Ali estava eu, sentada, a ser elogiada por quem considero como um grande escritor – somente um dos escritores portugueses que mais vende num país europeu que eu não vou dizer. Senti o sangue bombear-me a cara e fiquei como que envergonhada. Teria revelado parte de mim? Ou estaria só a ser simpático? Ou irónico?
Assento novamente pés na terra. Surge a pergunta.
- - Qual é a sua escola?
Hesitei. Hummm. Escola? Bem, em termos de leitura?, questionei.
- Sim, quais são os seus autores de referência?
Ler Ler sempre foi uma das minhas maiores paixões, desde criança. Melhor, ainda nem sabia ler e já era apaixonada pelos livros, pelas letras, pelas figuras e cores das enciclopédias infantis dos meus irmãos. Agora escola? Estava baralhada e tentei lembrar-me de alguns autores que me tivessem marcado mais. Mas com a atrapalhação citei dois, completamente opostos.
- - Gosto muito de ler mas aqueles que mais me marcaram foram Eça de Queiroz ou Virgílio Ferreira.
- -Virgílio Ferreira? Tem a certeza que alguma vez leu Virgílio Ferreira? Gostou? Como é possível....
Deixei de ouvir, na minha cabeça só um zumbido gigante e um sentimento de vergonha. Eu li Virgílio Ferreira e gostei. Mas também li Eça de Queiroz e gostei muito. Assim como gostei de Saramago ou outros.
Ambivalente. É assim que sou e sinto. Virgílio usa as palavras de forma dura. Silêncio frio. Transmite sentimentos, provoca reflexões com o uso de palavras. É a palavra como arte.
Eça é contundente, crítico, um bom relatador de factos, personagens, momentos, realidades. Seria um bom jornalista com a sua escrita analita, digo eu.

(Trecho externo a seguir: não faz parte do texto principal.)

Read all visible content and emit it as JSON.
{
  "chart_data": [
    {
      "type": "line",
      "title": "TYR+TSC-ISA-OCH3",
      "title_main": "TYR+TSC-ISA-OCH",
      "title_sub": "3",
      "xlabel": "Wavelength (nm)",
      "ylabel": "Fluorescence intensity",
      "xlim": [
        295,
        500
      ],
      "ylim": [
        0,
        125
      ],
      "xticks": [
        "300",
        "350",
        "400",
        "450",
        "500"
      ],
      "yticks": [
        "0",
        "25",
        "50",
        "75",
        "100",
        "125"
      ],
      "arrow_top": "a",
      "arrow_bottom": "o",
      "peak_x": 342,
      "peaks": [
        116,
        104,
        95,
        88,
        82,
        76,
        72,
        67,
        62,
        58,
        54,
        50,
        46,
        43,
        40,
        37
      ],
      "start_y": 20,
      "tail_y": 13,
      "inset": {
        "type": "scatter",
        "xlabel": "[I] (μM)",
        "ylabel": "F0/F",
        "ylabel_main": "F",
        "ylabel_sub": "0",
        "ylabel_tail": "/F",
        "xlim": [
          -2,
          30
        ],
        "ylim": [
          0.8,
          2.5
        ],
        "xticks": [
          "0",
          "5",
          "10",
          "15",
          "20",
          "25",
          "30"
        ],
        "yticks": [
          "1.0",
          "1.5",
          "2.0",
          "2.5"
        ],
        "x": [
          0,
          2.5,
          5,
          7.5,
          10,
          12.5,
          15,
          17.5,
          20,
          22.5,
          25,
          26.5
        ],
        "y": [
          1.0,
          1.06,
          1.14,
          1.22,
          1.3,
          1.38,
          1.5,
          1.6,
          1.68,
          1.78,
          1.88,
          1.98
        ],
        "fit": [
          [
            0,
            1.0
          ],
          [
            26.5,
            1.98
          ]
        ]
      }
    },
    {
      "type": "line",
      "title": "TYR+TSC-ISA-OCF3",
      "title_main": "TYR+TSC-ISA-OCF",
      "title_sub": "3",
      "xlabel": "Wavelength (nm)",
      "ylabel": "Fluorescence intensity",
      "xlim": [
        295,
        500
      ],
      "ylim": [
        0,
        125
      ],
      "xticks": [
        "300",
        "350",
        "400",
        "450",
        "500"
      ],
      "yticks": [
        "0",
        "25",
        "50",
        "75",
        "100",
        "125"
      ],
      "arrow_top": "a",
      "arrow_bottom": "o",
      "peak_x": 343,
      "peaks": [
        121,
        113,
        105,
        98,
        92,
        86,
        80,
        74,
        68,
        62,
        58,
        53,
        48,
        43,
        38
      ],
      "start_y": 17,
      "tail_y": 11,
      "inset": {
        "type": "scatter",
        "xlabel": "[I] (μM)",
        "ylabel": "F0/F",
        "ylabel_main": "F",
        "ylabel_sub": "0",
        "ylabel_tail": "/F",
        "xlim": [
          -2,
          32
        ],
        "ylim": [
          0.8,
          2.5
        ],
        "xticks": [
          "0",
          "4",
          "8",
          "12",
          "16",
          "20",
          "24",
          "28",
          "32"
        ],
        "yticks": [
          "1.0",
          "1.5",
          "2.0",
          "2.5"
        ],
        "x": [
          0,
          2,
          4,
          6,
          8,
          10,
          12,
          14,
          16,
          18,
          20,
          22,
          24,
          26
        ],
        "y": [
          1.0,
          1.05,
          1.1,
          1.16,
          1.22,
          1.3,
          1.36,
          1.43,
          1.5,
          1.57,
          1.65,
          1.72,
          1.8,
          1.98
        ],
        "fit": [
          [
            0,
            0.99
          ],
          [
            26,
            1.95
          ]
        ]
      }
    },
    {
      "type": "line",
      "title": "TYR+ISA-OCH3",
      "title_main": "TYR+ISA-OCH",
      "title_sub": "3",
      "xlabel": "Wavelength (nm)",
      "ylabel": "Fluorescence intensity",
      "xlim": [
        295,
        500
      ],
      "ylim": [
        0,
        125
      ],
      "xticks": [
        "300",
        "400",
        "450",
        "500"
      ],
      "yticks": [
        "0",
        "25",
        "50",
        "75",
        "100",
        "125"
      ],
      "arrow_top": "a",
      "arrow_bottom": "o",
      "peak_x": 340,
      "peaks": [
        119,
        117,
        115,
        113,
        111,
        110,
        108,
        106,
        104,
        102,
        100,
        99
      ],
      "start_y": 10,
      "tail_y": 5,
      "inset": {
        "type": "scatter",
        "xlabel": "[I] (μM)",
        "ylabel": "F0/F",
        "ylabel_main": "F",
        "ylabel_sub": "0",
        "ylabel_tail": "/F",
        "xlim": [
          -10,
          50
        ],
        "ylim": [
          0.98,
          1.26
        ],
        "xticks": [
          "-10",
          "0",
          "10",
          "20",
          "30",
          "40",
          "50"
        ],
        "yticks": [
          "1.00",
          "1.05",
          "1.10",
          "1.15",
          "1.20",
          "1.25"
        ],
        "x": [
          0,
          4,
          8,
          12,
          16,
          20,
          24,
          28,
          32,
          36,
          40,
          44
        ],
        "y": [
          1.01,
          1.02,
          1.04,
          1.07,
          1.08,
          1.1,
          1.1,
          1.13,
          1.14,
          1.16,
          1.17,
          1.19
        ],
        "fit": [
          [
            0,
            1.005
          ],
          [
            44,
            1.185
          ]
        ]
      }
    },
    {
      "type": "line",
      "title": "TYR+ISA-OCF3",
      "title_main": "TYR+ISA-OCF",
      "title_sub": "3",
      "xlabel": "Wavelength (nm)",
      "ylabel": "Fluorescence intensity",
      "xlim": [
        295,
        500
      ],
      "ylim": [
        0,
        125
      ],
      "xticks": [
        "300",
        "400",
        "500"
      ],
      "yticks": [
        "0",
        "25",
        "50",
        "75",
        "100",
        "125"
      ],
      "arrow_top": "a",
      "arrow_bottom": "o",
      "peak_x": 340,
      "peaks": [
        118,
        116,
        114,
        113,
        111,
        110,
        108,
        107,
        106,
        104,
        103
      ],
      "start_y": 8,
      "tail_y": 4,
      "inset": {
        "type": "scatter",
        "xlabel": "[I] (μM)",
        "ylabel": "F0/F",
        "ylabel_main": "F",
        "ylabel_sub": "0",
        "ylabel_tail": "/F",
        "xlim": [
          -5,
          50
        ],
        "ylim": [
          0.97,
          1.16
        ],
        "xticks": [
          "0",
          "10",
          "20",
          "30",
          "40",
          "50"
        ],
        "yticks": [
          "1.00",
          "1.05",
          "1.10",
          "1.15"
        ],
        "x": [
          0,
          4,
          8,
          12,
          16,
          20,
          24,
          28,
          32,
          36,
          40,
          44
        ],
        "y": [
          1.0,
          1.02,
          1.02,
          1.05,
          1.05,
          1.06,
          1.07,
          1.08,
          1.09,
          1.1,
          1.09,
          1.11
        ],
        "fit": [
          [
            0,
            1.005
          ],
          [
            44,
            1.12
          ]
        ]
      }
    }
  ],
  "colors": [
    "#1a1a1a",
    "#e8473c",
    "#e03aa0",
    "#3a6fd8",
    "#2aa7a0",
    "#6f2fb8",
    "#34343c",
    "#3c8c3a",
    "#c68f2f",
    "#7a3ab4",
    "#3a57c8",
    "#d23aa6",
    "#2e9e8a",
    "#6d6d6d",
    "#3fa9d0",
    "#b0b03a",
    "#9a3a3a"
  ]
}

Gostava de ter dito isto mas as palavras engasgaram-se e ficaram presas. Fiz mais uma vez o papel de tontinha que não sabe o que diz. Porque argumentar é mesmo só no papel. Porque as palavras chegam mais depressa às mãos do que à boca e porque verbalizar é-me tão difícil.
Já faz tempo que este episódio se passou mas é frequente pensar nele. Faz-me rever a minha vida e os vários momentos em que me calei por não conseguir verbalizar. E senti uma enxurrada de pensamentos atropelarem-se uns após outros e as palavras a fugir.
Hoje sou. Amanhã talvez não. É um sentimento esquizofrénico até. Ser vários eus, como o Pessoa. Pessoa é aliás aquele que, a meu ver, melhor conseguiu transpor para o papel esta multiplicidade que todos nós somos. Uns mais que os outros talvez.